The materialism on which our worldview is based and through which our minds filter the information received by our senses is a historical anomaly, that makes it difficult for us to understand the worldviews of preceding eras. It is an intellectual descendant of our Christian religious heritage in which divinity is placed externally to us. It’s a relatively small step to go from an angry vengeful God who created the whole universe in six days, to a dead universe derived from chaos, with an awkward period of deism in between.
It’s more difficult to arrive at the idea of a universe composed of lifeless matter, from the perspective of a universe that is alive. This is the perspective that held sway in Europe before Christianization, when our densely forested continent inherited the religious traditions of a people who spent their lives in the dry and lifeless desert of the Levant. The Romans believed in the idea of the Anima Mundi, an intrinsic connection between all living things on the planet. This manifests itself for example, in the Roman practice of augury. If the whole world is alive and all living things share an intrinsic connection, it becomes worthwhile to look for potential patterns in nature that we can learn from.

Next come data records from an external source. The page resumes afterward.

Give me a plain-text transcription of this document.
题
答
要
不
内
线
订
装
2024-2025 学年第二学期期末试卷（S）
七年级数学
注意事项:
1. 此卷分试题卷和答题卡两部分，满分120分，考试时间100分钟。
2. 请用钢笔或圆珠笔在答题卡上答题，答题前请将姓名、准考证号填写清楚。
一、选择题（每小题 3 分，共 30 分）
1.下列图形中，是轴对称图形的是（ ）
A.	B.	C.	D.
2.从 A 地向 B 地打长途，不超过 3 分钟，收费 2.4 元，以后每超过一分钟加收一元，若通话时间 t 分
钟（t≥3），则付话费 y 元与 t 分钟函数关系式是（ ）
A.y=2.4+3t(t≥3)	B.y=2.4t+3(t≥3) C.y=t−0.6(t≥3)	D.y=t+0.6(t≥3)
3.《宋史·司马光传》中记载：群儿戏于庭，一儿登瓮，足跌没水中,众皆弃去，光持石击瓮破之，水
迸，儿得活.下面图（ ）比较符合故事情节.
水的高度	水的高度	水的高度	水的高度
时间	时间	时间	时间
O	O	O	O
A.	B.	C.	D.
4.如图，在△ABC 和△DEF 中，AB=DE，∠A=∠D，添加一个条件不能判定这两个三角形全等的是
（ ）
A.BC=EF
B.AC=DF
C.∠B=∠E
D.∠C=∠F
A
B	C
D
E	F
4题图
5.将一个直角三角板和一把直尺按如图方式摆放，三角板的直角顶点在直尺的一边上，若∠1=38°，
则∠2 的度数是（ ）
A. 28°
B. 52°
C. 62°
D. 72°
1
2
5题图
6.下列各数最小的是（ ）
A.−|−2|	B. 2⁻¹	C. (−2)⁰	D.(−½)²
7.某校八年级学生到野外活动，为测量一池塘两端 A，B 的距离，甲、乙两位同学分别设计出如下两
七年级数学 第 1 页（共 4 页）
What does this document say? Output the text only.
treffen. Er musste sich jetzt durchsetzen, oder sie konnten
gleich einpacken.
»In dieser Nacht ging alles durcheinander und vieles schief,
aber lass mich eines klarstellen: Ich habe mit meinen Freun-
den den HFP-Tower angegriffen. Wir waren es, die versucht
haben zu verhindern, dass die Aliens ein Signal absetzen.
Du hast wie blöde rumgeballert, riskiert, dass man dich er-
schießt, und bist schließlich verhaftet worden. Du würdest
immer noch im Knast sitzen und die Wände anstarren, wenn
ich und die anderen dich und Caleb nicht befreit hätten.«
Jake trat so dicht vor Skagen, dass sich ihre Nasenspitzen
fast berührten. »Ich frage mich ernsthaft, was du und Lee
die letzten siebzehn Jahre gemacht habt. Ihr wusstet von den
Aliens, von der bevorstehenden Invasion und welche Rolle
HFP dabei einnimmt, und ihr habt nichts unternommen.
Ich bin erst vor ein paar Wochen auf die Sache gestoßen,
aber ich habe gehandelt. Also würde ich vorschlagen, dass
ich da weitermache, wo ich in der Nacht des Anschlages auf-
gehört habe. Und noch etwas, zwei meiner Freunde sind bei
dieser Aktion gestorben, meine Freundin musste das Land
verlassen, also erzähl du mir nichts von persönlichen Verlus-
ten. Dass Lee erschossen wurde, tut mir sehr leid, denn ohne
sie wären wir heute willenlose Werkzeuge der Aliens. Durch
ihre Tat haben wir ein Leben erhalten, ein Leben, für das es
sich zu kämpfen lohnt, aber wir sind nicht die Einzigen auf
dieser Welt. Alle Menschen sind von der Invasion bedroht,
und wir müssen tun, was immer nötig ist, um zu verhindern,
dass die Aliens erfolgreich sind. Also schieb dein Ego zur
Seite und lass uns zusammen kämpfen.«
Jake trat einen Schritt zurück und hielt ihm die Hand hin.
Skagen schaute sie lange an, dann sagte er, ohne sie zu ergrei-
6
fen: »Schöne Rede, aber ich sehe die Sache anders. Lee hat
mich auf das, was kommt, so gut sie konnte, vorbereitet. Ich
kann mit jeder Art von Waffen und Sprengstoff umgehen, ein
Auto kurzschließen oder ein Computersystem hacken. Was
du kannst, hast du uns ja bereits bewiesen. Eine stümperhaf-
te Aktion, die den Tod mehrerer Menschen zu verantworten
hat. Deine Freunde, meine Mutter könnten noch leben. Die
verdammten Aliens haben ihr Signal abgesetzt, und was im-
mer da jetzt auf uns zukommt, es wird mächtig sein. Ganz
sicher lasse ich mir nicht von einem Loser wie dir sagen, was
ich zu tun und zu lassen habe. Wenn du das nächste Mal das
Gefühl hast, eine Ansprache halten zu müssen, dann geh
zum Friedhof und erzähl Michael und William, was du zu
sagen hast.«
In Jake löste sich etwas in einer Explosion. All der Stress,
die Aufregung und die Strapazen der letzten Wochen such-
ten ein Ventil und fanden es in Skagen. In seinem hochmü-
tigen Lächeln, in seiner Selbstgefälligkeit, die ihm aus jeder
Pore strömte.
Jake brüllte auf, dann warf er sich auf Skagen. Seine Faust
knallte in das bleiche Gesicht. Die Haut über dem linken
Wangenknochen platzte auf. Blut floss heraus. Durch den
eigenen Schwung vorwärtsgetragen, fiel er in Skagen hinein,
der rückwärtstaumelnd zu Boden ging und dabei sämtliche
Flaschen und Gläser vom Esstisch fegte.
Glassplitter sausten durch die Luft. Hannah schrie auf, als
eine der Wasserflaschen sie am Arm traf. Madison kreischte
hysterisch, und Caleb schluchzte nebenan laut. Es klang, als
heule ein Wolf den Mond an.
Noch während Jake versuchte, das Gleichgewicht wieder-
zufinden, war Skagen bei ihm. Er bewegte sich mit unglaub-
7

Because there exists such a giant gap between our modern worldview and the perspective that precedes our own, it can be an alienating experience for those of us who study classical paganism and its rebirth in the Renaissance. As I stated earlier however, ideas rarely disappear overnight. Through Carl Jung and disciples of his like Marie-Louise von Franz, we discover a reinterpretation of the deities as dormant psychological archetypes within our own mind through which we interpret the world. Whether this is a complete and thorough understanding of the subject matter is a question I’ll leave unanswered. It is however, a very useful perspective for people who are making their first careful steps in a new mental space.
“This is difficult, because creativity is inseparable from madness, which is inseparable from misery.”
This is a myth. Misery is not always the fuel for great works of art. I’d also rather say that great art is created despite its creator being miserable. On a personal level, I wrote worse things when I suffered from mild depression.
There are plenty of counter-examples of artists who do not seem to have been severely depressed. I would be surprised if Stanley Kubrick made all his work severely depressed for instance. Or Frank Zappa.